Jelem reached into one of his sleeves and tossed me a pouch. I emptied two of the dark orbs into my palm, rolled them there briefly with my fingertips, and then took them into my mouth. They were superb.

“You have to keep this tight,” I said. “I know I can’t expect you not to use it, but it can’t make the rounds. Understood?”

“Completely.”

“All right,” I said. And I told him. I talked about being sent to dust Fedim, the conversation above the sewer grate, the attempts on my life. I talked about the missing relic, the scraps of paper, Iron Degan and the Gray Prince and Ten Ways. I went over everything that impacted either Ioclaudia’s book, Ten Ways, the fighting between Nicco and Kells-even my dream encounter with the Gray Prince. The only things I left out were my Long Nosing, my Oath to Degan, and my relationship to Christiana.

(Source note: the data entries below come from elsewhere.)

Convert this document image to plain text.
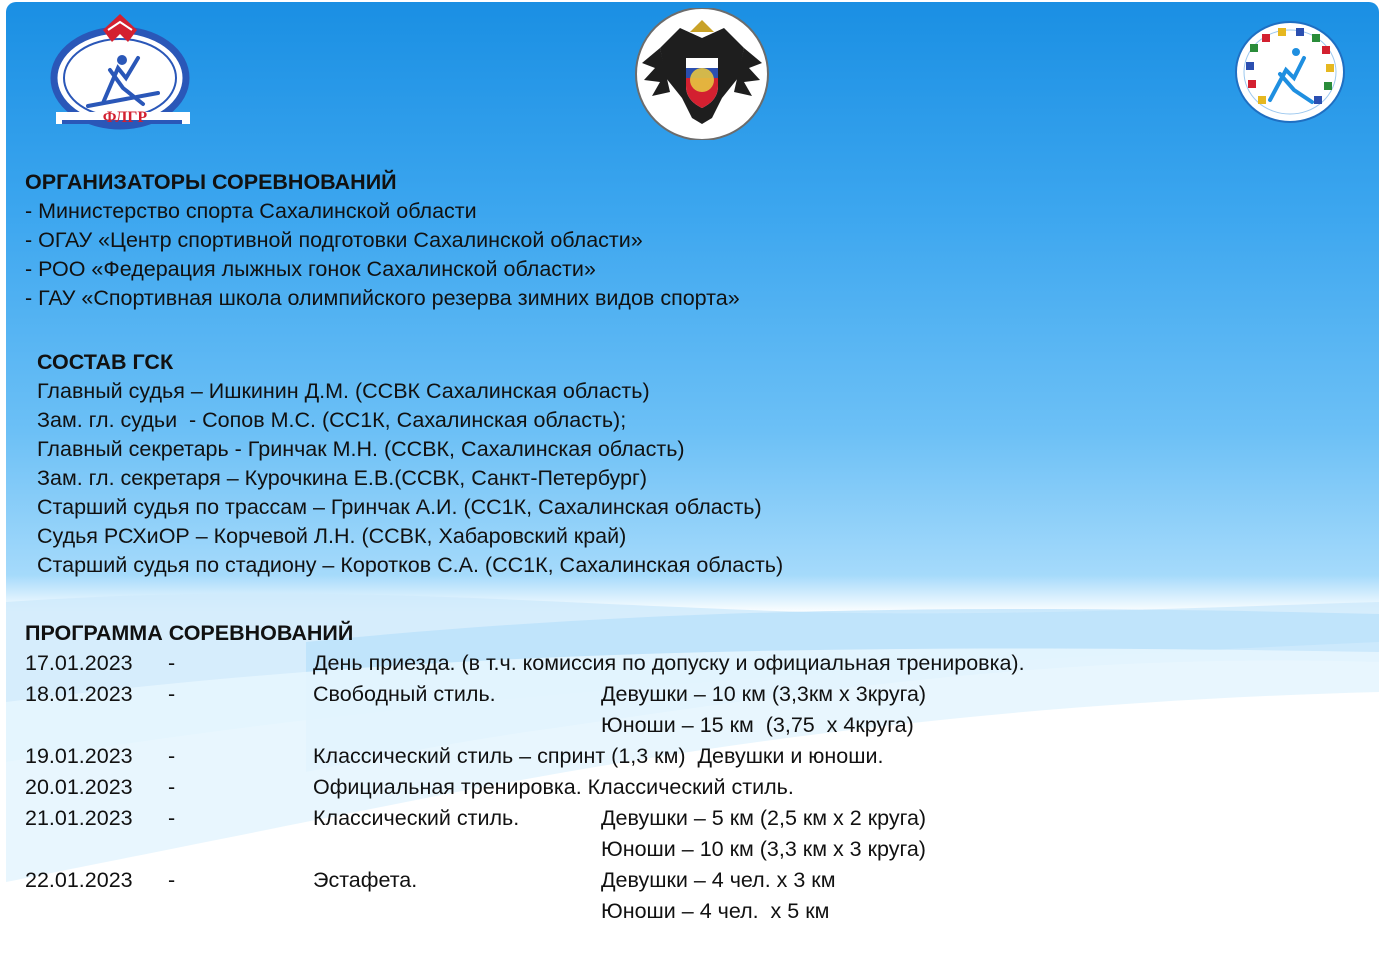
ФЛГР
ОРГАНИЗАТОРЫ СОРЕВНОВАНИЙ
- Министерство спорта Сахалинской области
- ОГАУ «Центр спортивной подготовки Сахалинской области»
- РОО «Федерация лыжных гонок Сахалинской области»
- ГАУ «Спортивная школа олимпийского резерва зимних видов спорта»
СОСТАВ ГСК
Главный судья – Ишкинин Д.М. (ССВК Сахалинская область)
Зам. гл. судьи  - Сопов М.С. (СС1К, Сахалинская область);
Главный секретарь - Гринчак М.Н. (ССВК, Сахалинская область)
Зам. гл. секретаря – Курочкина Е.В.(ССВК, Санкт-Петербург)
Старший судья по трассам – Гринчак А.И. (СС1К, Сахалинская область)
Судья РСХиОР – Корчевой Л.Н. (ССВК, Хабаровский край)
Старший судья по стадиону – Коротков С.А. (СС1К, Сахалинская область)
ПРОГРАММА СОРЕВНОВАНИЙ
17.01.2023 -	День приезда. (в т.ч. комиссия по допуску и официальная тренировка).
18.01.2023 -	Свободный стиль.	Девушки – 10 км (3,3км х 3круга)
Юноши – 15 км  (3,75  х 4круга)
19.01.2023 -	Классический стиль – спринт (1,3 км)  Девушки и юноши.
20.01.2023 -	Официальная тренировка. Классический стиль.
21.01.2023 -	Классический стиль.	Девушки – 5 км (2,5 км х 2 круга)
Юноши – 10 км (3,3 км х 3 круга)
22.01.2023 -	Эстафета.	Девушки – 4 чел. х 3 км
Юноши – 4 чел.  х 5 км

When I was done, Jelem remained silent for a long time, slowly swirling the last of the wine in his glass and staring at the light that gilded its rim. When he did speak, his voice was soft, as if coming from a great distance.

“The dream,” he said. “The dream… disturbs me.”

“You and me both,” I said.

Jelem shook his head. “I’m not talking about the woman’s warning, although I think you should heed her to be safe.”

“Then what?”

Jelem looked up from his wine. “Dream manipulation is… Well, it’s not done. At least, not that I’ve ever heard of. Not in the empire.”

“But they do it somewhere else?”

“There are stories, told in the oldest wajiq tals in Djan-what you might call magicians’ academies, though you have nothing to equal them here-of ancient masters who could step from one reality to another like we pass from room to room in a house. These studies were banned ages ago. The despots felt this power too closely mimicked the traveling of our gods, that it was a kind of blasphemy. It’s said the first step to such travels was to be able to enter the land of another’s dreams.”

“Are you saying there’s a Djanese yazani after this book, too?”

“No,” said Jelem. “I’m saying that, if your dream was manipulated as you say, the person responsible has access to a form of magic banned in my homeland for generations. Whether your imperial glimmer can do such things, I don’t know.”